What does that mean for the housing market? Mortgage rates have a historical relationship with the 10-Year Treasury- typically moving up and down with the yield on the 10-year Treasury. Rates have shot up from the high 4’s and now sit squarely in the mid 5’s. That is bad news for homebuyers. Although rates are still historically low, they are no longer ridiculously low.
Housing affordability will worsen as rates increase. If housing prices do not fall further- then those buyers that purchased in the last 6 months may have scored in two big ways
1) They may have bought at the housing bottom. (too early to tell).
2) They may have bought at the interest rate bottom- locking up 30 year loans under 5% interest.
A New Era of Rising Inflation
We will be entering an era of rising inflation due to the massive monetary stimulus of the last year. Most economists do not contest this. Flooding the global economic system with money will lead to inflation. The counteracting deflationary forces would be continued job losses, prolonged recession and further asset price deflation. These forces have kept inflation in check so far- but for how long?
As inflation rises- interest rates rise. As interest rates rise housing affordability falls thus house prices are put under a ceiling.

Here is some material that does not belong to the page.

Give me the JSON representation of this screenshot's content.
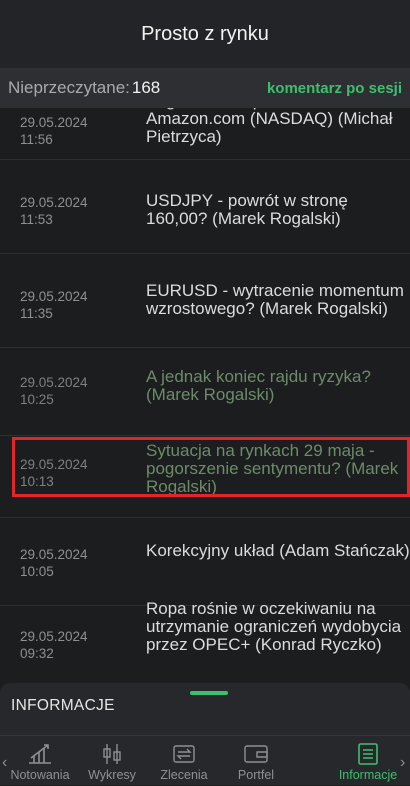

The flip side is that historically, house prices rise with inflation. If you think about it- a house is just a big basket of commodities nailed together. It makes perfect sense that as the price of a basket of goods increases so would the price of your house. Your house is a big basket of wood, metal, glass, concrete, etc…
So, the question is- if inflation comes in a strong way- in a way we have not seen since the early 1980’s- will the forces pushing house prices down outweigh the forces pushing house prices up?
I believe house prices will remain somewhat flat- neither falling nor rising in dramatic fashion during the next few years.
I do believe that the recent move in interest rates has quickened the pace of buyers- as they fear that interest rates will continue to climb as the economy recovers and they look to lock in long-term housing affordability while both prices and rates are low.